Integrative Pathways to Healing

Mindfulness Based Stress Reduction in Chicago

Here is a brief meditation exercise you can experiment with to explore mindfulness of thoughts

“A thought is harmless unless we believe it.  It’s not our thoughts but our attachment to our thoughts that causes suffering.  Attaching to a thought means believing that it’s true, without inquiring.  A belief is a thought that we’ve been attaching to, often for years.”   Byron Katie.

As a teacher of meditation, I hear from friends and students that they cannot meditate because they can’t stop thinking.  Well, neither can I or any other human being – meditator or non-meditator.  

What is a thought? The ability to think is a necessary element of our lives. We need to plan, make decisions, and communicate.  Although a lot of our daily life is spent listening to our thoughts, how we respond to them or believe them has an impact on our ability to be kind to ourselves and others.  Oftentimes, when we have a recurring thought about ourselves (self judgement), we begin to believe the thought. That is just the way the brain works – each time this thought arises in your mind it becomes stronger.  So, it is easy to get caught up in self -criticism.

Thoughts are mental events that are often reactions to our environment.  For example, if you are anxious and someone cuts you off in traffic, your reaction may be to honk the horn, or communicate with angry gestures or words.  However, if you are in a happy mood, feeling good about yourself and someone cuts you off in traffic, you may be able to just let it be, without reacting to the minor disturbance.  

Thoughts are not facts, but they can easily affect mood. Thoughts can bring us down or bolster us up; and we can, through mindfulness practices that help us to observe our thoughts, increase our capacity to be less reactive and self- critical.  Observing your thoughts can be helpful for understanding where we get stuck in self judgement or worry.  

Here is a brief meditation exercise you can experiment with to explore mindfulness of thoughts and maybe you can become more aware of what you are thinking.

Exercise:  What am I Thinking?

Time: 10 + minutes

NOTE: One of the methods of developing mindfulness of thoughts and thinking is to note when thinking and thoughts take you away from your breath, or another attentional object of meditation.  If you have explored mindfulness practices that focus on the breath or body, thoughts and thinking take you away from the object of attention.  In this exercise, we will note the content of the thoughts that distract you.  Remember it is the nature of mind to think a lot and that you are not doing anything wrong when this happens.  Rather, you are developing the capacity to see the thoughts as they come and go. As observable events.  Try this practice several times over the next week, or as often you like.

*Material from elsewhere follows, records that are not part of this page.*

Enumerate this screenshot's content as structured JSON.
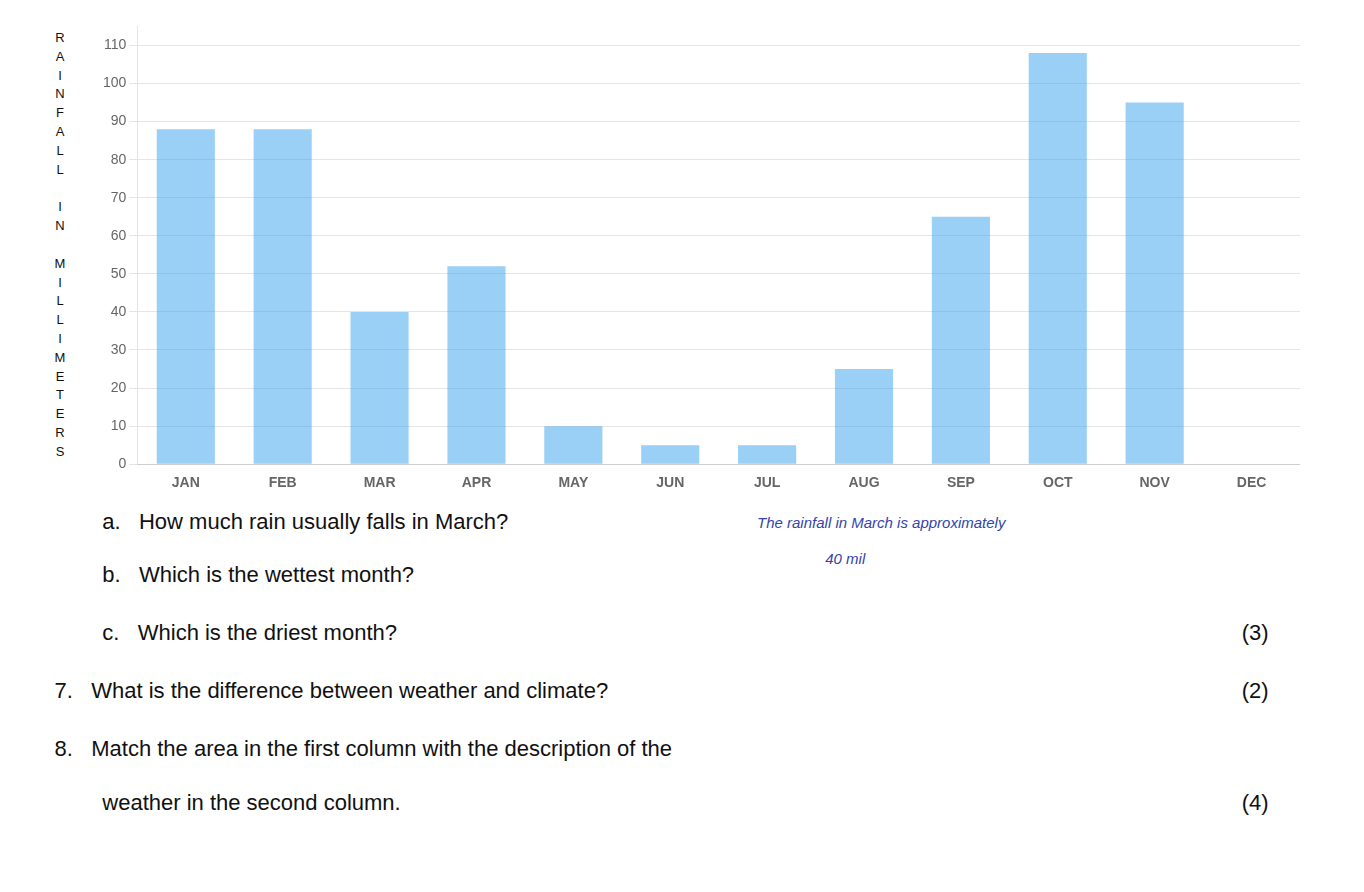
{
  "chart_data": {
    "type": "bar",
    "categories": [
      "JAN",
      "FEB",
      "MAR",
      "APR",
      "MAY",
      "JUN",
      "JUL",
      "AUG",
      "SEP",
      "OCT",
      "NOV",
      "DEC"
    ],
    "values": [
      88,
      88,
      40,
      52,
      10,
      5,
      5,
      25,
      65,
      108,
      95,
      0
    ],
    "ylabel": "RAINFALL IN MILLIMETERS",
    "ylim": [
      0,
      115
    ],
    "yticks": [
      0,
      10,
      20,
      30,
      40,
      50,
      60,
      70,
      80,
      90,
      100,
      110
    ],
    "grid": true,
    "annotations": [
      "a.   How much rain usually falls in March?",
      "b.   Which is the wettest month?",
      "c.   Which is the driest month?",
      "7.   What is the difference between weather and climate?",
      "8.   Match the area in the first column with the description of the",
      "weather in the second column.",
      "(3)",
      "(2)",
      "(4)",
      "The rainfall in March is approximately",
      "40 mil"
    ]
  }
}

1). Determine the length of time you would like to meditate.  Ten minutes or more is recommended.  Set a timer if you like.

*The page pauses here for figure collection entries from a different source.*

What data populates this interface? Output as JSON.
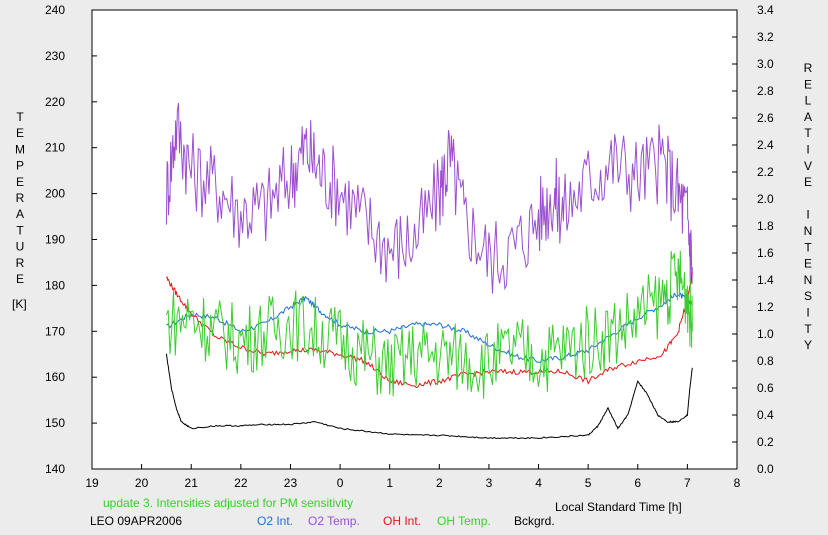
{
  "chart_data": {
    "type": "line",
    "title": "",
    "xlabel": "Local Standard Time [h]",
    "ylabel_left": "TEMPERATURE",
    "ylabel_left_unit": "[K]",
    "ylabel_right": "RELATIVE INTENSITY",
    "x_ticks": [
      "19",
      "20",
      "21",
      "22",
      "23",
      "0",
      "1",
      "2",
      "3",
      "4",
      "5",
      "6",
      "7",
      "8"
    ],
    "xlim": [
      19,
      32
    ],
    "ylim_left": [
      140,
      240
    ],
    "y_ticks_left": [
      "140",
      "150",
      "160",
      "170",
      "180",
      "190",
      "200",
      "210",
      "220",
      "230",
      "240"
    ],
    "ylim_right": [
      0.0,
      3.4
    ],
    "y_ticks_right": [
      "0.0",
      "0.2",
      "0.4",
      "0.6",
      "0.8",
      "1.0",
      "1.2",
      "1.4",
      "1.6",
      "1.8",
      "2.0",
      "2.2",
      "2.4",
      "2.6",
      "2.8",
      "3.0",
      "3.2",
      "3.4"
    ],
    "grid": false,
    "note": "update 3. Intensities adjusted for PM sensitivity",
    "station": "LEO 09APR2006",
    "series": [
      {
        "name": "O2 Int.",
        "axis": "right",
        "color": "#1f6fd6",
        "x": [
          20.5,
          21.0,
          21.5,
          22.0,
          22.5,
          23.0,
          23.3,
          23.6,
          24.0,
          24.5,
          25.0,
          25.5,
          26.0,
          26.5,
          27.0,
          27.5,
          28.0,
          28.5,
          29.0,
          29.5,
          30.0,
          30.5,
          30.8,
          31.0,
          31.1
        ],
        "y": [
          1.05,
          1.15,
          1.12,
          1.02,
          1.08,
          1.2,
          1.27,
          1.17,
          1.07,
          1.02,
          1.02,
          1.07,
          1.07,
          1.02,
          0.92,
          0.84,
          0.8,
          0.83,
          0.88,
          1.0,
          1.12,
          1.22,
          1.3,
          1.25,
          1.22
        ]
      },
      {
        "name": "O2 Temp.",
        "axis": "left",
        "color": "#9b4fd0",
        "x": [
          20.5,
          20.7,
          21.0,
          21.5,
          22.0,
          22.5,
          23.0,
          23.3,
          23.6,
          24.0,
          24.5,
          25.0,
          25.5,
          26.0,
          26.2,
          26.5,
          27.0,
          27.5,
          28.0,
          28.3,
          28.5,
          29.0,
          29.5,
          30.0,
          30.5,
          30.8,
          31.0,
          31.1
        ],
        "y": [
          200,
          215,
          205,
          202,
          196,
          197,
          204,
          210,
          205,
          201,
          194,
          188,
          190,
          200,
          208,
          195,
          186,
          188,
          195,
          200,
          196,
          203,
          207,
          204,
          207,
          200,
          195,
          184
        ]
      },
      {
        "name": "OH Int.",
        "axis": "right",
        "color": "#e01818",
        "x": [
          20.5,
          20.7,
          21.0,
          21.5,
          22.0,
          22.5,
          23.0,
          23.5,
          24.0,
          24.5,
          25.0,
          25.5,
          26.0,
          26.5,
          27.0,
          27.5,
          28.0,
          28.5,
          29.0,
          29.5,
          30.0,
          30.5,
          30.8,
          31.0,
          31.1
        ],
        "y": [
          1.42,
          1.3,
          1.15,
          0.98,
          0.9,
          0.85,
          0.88,
          0.88,
          0.85,
          0.8,
          0.65,
          0.62,
          0.65,
          0.7,
          0.72,
          0.72,
          0.72,
          0.72,
          0.65,
          0.75,
          0.8,
          0.85,
          1.0,
          1.25,
          1.45
        ]
      },
      {
        "name": "OH Temp.",
        "axis": "left",
        "color": "#3ccc2e",
        "x": [
          20.5,
          21.0,
          21.5,
          22.0,
          22.5,
          23.0,
          23.5,
          24.0,
          24.5,
          25.0,
          25.5,
          26.0,
          26.5,
          27.0,
          27.5,
          28.0,
          28.5,
          29.0,
          29.5,
          30.0,
          30.5,
          30.8,
          31.0,
          31.1
        ],
        "y": [
          172,
          173,
          170,
          168,
          170,
          172,
          170,
          168,
          165,
          162,
          165,
          165,
          164,
          163,
          166,
          164,
          166,
          168,
          170,
          173,
          177,
          182,
          178,
          170
        ]
      },
      {
        "name": "Bckgrd.",
        "axis": "right",
        "color": "#000000",
        "x": [
          20.5,
          20.6,
          20.7,
          20.8,
          21.0,
          21.5,
          22.0,
          22.5,
          23.0,
          23.5,
          24.0,
          24.5,
          25.0,
          25.5,
          26.0,
          26.5,
          27.0,
          27.5,
          28.0,
          28.5,
          29.0,
          29.2,
          29.4,
          29.6,
          29.8,
          30.0,
          30.2,
          30.4,
          30.6,
          30.8,
          31.0,
          31.05,
          31.1
        ],
        "y": [
          0.85,
          0.6,
          0.45,
          0.35,
          0.3,
          0.32,
          0.32,
          0.33,
          0.33,
          0.35,
          0.3,
          0.28,
          0.26,
          0.25,
          0.25,
          0.24,
          0.23,
          0.23,
          0.23,
          0.24,
          0.25,
          0.32,
          0.45,
          0.3,
          0.4,
          0.65,
          0.55,
          0.4,
          0.35,
          0.35,
          0.4,
          0.6,
          0.75
        ]
      }
    ]
  }
}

2). Begin by coming to a comfortable seated position in a chair, on a cushion, or laying down if that is best for you to find stillness and ease in your body. Lowering your gaze or closing your eyes.  Turn your attention inward.  

3). Begin by taking 3-5 conscious breathes, a little deeper and fuller than natural to help direct your attention inside and relax into stillness.

4). Feel your body and notice if it is comfortable.  Adjust as you need to find ease and comfort.

5). Begin to pay attention to the natural breath and focus on sensing the movement of breath in and out of your body for a few minutes.

6). When you notice that the focus of attention on the breath has wandered, notice what distracted you.  It may be a sound, or a body sensation, or a thought.

7). As you notice what the thoughts are that drew your attention away, label it or categorize it:  Is it a memory?  Is it about the future?  Is it a worry?  Is it a judgement?

8). Return your focus to the breath.  

9). Continue to note and observe your thoughts for the remainder of the practice, returning to your breath each time.

Reflect: After you practice this exercise several times consider:
     -What types of thoughts are common for you?
     -Are you able to let a thought go?
     – What types of thoughts are harder to let go?